Na última sexta-feira, o MPF ajuizou uma ação coletiva movida pelos nove estados nordestinos atingidos pelas manchas de óleo, pedindo que a Justiça Federal adote, no prazo de 24 horas, um plano de emergência. Até agora, os órgãos estaduais só conseguem remover parte do óleo que chega às praias, sendo que mais material continua chegando.

A relação do governo federal com os Estados do Nordeste nunca foi das melhores.
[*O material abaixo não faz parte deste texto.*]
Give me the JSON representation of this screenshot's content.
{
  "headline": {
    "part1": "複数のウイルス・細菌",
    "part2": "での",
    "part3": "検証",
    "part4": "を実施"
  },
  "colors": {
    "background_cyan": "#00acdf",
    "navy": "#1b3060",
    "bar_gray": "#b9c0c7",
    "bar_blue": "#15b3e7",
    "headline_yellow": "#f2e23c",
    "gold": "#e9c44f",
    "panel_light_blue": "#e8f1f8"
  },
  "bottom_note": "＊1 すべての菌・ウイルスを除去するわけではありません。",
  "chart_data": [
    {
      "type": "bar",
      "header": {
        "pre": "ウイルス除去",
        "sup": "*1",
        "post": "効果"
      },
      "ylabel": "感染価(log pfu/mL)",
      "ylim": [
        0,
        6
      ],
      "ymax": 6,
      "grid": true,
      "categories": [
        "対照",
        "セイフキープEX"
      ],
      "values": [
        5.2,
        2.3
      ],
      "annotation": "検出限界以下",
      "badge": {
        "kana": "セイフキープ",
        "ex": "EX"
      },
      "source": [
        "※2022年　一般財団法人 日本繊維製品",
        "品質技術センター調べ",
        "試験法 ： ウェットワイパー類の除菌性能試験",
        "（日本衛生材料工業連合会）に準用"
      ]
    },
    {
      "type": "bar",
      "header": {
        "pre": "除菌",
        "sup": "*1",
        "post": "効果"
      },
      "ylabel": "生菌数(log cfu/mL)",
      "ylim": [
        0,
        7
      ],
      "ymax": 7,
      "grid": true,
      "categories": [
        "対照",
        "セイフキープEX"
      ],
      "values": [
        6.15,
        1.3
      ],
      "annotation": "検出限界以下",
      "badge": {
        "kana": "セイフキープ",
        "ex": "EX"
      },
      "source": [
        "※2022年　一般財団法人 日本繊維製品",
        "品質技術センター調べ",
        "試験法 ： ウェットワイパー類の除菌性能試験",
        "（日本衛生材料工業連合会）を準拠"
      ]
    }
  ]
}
Ninguém esquece o episódio em que comentários depreciativos do presidente da República direcionados à região  foram captados por microfones. A situação atual é grave demais para que querelas de qualquer tipo interfiram na rápida busca por soluções. Neste momento, mais importante que identificar os culpados, é encontrar formas de conter o avanço do óleo e retirá-lo do meio ambiente o mais rápido possível. Espera-se que o governo abandone a inércia, deixe um pouco de lado a guerra com o PSL - uma batalha pelo controle do dinheiro do partido - e volte a atenção para o que realmente importa. Não é só a tragédia ambiental que exige atenção; mais de 12 milhões de desempregados aguardam por oportunidades, empresários esperam um cenário mais favorável para investir, e o Brasil inteiro espera que o governo comece a trabalhar com seriedade.